И, качнувшись как под тягой неустанно бьющего в спину ветра, переступил через порог, упав в объятья единственного друга.
В растерянности Нагато закрыл дверь и похлопал сотрясающегося в беззвучном рыдании друга. Он не знал, но ощущал боль, что волной перекатывалась по пульсирующему телу — одному большому воспалённому нерву.
Сасори ничего не объяснил, уверил Узумаки, что домой он больше никогда не вернется. То место больше его не ждет. Как раньше больше никогда не будет. Нагато боялся спросить, что случилось, но глаза — отражение безумия, бьющегося в кофейном омуте, где хаотично то сужаются, то расширяются зрачки — говорили не трогать один большой воспалённый нерв.
Нагато не мог предположить, что за его столом, держа в ледяных руках керамическую кружку чая с изображением слоника, летящего на шариках, сидел будущий серийный убийца, начавший свой путь не несколько часов, а уже месяц назад.
Акасуна со скромностью непридирчивого путника попросил предоставить ему маленький угол, где он мог бы выспаться и собраться с мыслями. Обрадовавшийся, что старые добрые деньки снова как на ладони, Нагато похлопал друга по плечу и побежал доставать гостевой футон.

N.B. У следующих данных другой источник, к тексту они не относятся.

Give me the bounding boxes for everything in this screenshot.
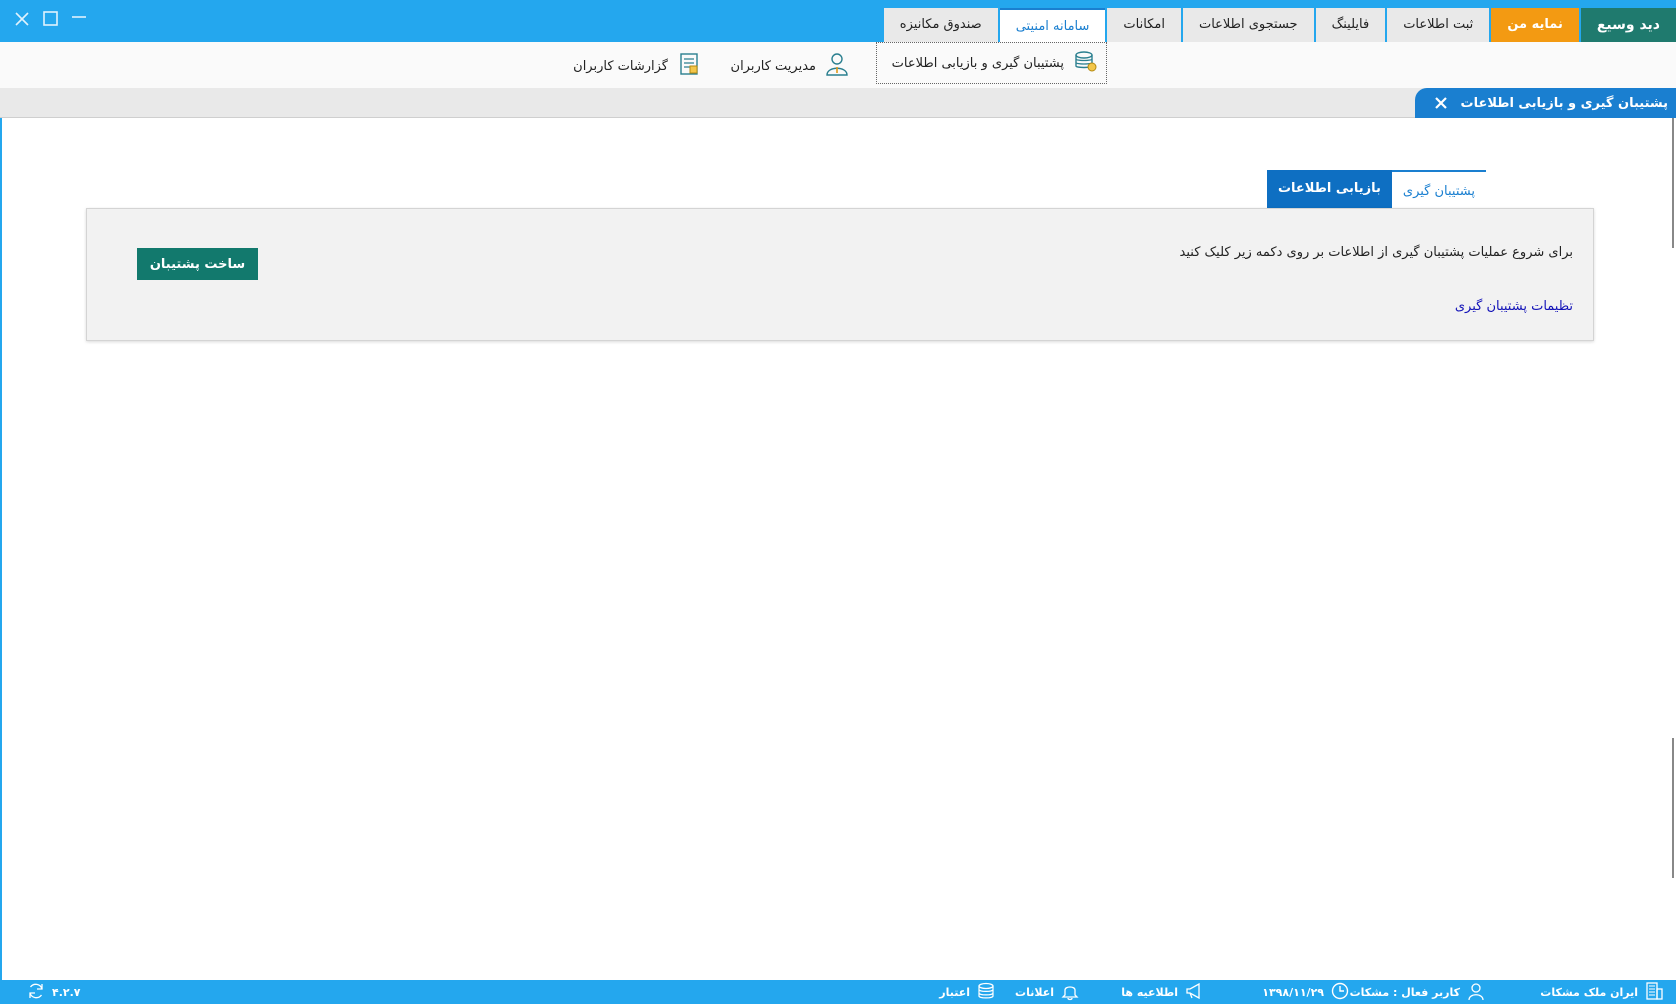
status-active-user: کاربر فعال : مشکات [1350,980,1486,1004]
document-tab-strip: پشتیبان گیری و بازیابی اطلاعات [0,88,1676,118]
announcements-label: اطلاعیه ها [1121,985,1178,999]
ribbon-user-reports[interactable]: گزارشات کاربران [565,48,710,84]
notifications-label: اعلانات [1015,985,1054,999]
coins-icon [976,981,996,1004]
credit-label: اعتبار [939,985,970,999]
tab-data-search[interactable]: جستجوی اطلاعات [1182,8,1314,42]
ribbon-reports-label: گزارشات کاربران [573,58,668,74]
report-icon [676,51,702,81]
backup-panel: برای شروع عملیات پشتیبان گیری از اطلاعات… [86,208,1594,341]
backup-instructions: برای شروع عملیات پشتیبان گیری از اطلاعات… [1179,245,1573,260]
user-icon [1466,981,1486,1004]
status-bar: ایران ملک مشکات کاربر فعال : مشکات ۱۳۹۸/… [0,980,1676,1004]
tab-my-profile[interactable]: نمایه من [1491,8,1579,42]
ribbon-user-management[interactable]: مدیریت کاربران [723,48,858,84]
ribbon-backup-label: پشتیبان گیری و بازیابی اطلاعات [891,55,1064,71]
tab-features[interactable]: امکانات [1107,8,1181,42]
status-date: ۱۳۹۸/۱۱/۲۹ [1262,980,1350,1004]
clock-icon [1330,981,1350,1004]
status-company: ایران ملک مشکات [1540,980,1664,1004]
status-version: ۴.۲.۷ [16,980,81,1004]
date-label: ۱۳۹۸/۱۱/۲۹ [1262,985,1324,999]
company-name: ایران ملک مشکات [1540,985,1638,999]
megaphone-icon [1184,981,1204,1004]
building-icon [1644,981,1664,1004]
active-user-label: کاربر فعال : مشکات [1349,985,1460,999]
tab-mechanized-box[interactable]: صندوق مکانیزه [883,8,998,42]
window-border [0,42,2,980]
scroll-rail-top [1672,118,1674,248]
tab-restore[interactable]: بازیابی اطلاعات [1266,170,1392,208]
status-announcements[interactable]: اطلاعیه ها [1121,980,1204,1004]
tab-filing[interactable]: فایلینگ [1315,8,1386,42]
maximize-icon[interactable] [39,8,61,30]
refresh-icon[interactable] [26,981,46,1004]
create-backup-button[interactable]: ساخت پشتیبان [137,248,258,280]
version-label: ۴.۲.۷ [52,985,81,999]
title-bar: دید وسیع نمایه من ثبت اطلاعات فایلینگ جس… [0,0,1676,42]
bell-icon [1060,981,1080,1004]
user-icon [824,51,850,81]
tab-security-system[interactable]: سامانه امنیتی [999,8,1106,42]
close-tab-icon[interactable] [1433,95,1449,111]
backup-settings-link[interactable]: تظیمات پشتیبان گیری [1455,299,1573,314]
status-notifications[interactable]: اعلانات [1015,980,1080,1004]
scroll-rail [1670,118,1676,978]
ribbon-toolbar: پشتیبان گیری و بازیابی اطلاعات مدیریت کا… [0,42,1676,88]
main-tabs: دید وسیع نمایه من ثبت اطلاعات فایلینگ جس… [883,8,1676,42]
status-credit[interactable]: اعتبار [939,980,996,1004]
database-icon [1072,48,1098,78]
tab-wide-view[interactable]: دید وسیع [1580,8,1676,42]
doc-tab-backup[interactable]: پشتیبان گیری و بازیابی اطلاعات [1414,88,1676,118]
minimize-icon[interactable] [68,8,90,30]
ribbon-backup-restore[interactable]: پشتیبان گیری و بازیابی اطلاعات [876,42,1107,84]
tab-backup[interactable]: پشتیبان گیری [1391,170,1486,208]
close-icon[interactable] [11,8,33,30]
inner-tabs: پشتیبان گیری بازیابی اطلاعات [1266,170,1486,208]
doc-tab-title: پشتیبان گیری و بازیابی اطلاعات [1460,95,1669,111]
tab-data-entry[interactable]: ثبت اطلاعات [1387,8,1490,42]
ribbon-users-label: مدیریت کاربران [730,58,816,74]
scroll-rail-bottom [1672,738,1674,878]
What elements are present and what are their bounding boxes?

Сасори спал эту ночь крепко, как не спал последние полгода. Его отпустили сумбурные, не имеющие смысла сны. Он получил покой на целых два дня — без вопросов о прошлом, без размышлений о будущем. Но сплетенные из мирной жизни в углу спальни друга грезы, с которым он перебрасывался скупыми и лаконичными фразами, подошла к концу.
Заголовки газет пестрили вычурно-помпезными фразами «Токийский Потрошитель найден забальзамированным в квартире убитой женщины, чьи останки тела также были найдены в ванной комнате». Интернет разрывало от безумных теорий и слухов о новом серийном убийце, расправившемся с Потрошителем. Волна паники ударилась о стену, но тут же захлестнула новым потоком.
После всех смертей Нагато уже морально был готов услышать роковые строчки, безжалостные, обесцененные: «Мне очень жаль, но…».
Сакура мертва. Как и все. Её выпотрошили. Оставили в какой-то канализационной смердящей дыре. Как он расскажет об этом Сасори? Друг и так находился в нестабильном состоянии на грани срыва, но ведь рано или поздно Акасуна зайдет в интернет, услышит по телевизору.
— Сасори, — начал Нагато тоном самого плохого психолога, повторив ненавистные строчки. — Мне так жаль, но я должен сказать… — и, присев за стол к завтракающему Акасуне, схватил его за предплечье, будто боясь, что тот может сорваться. — Сакура мертва. Убита Потрошителем.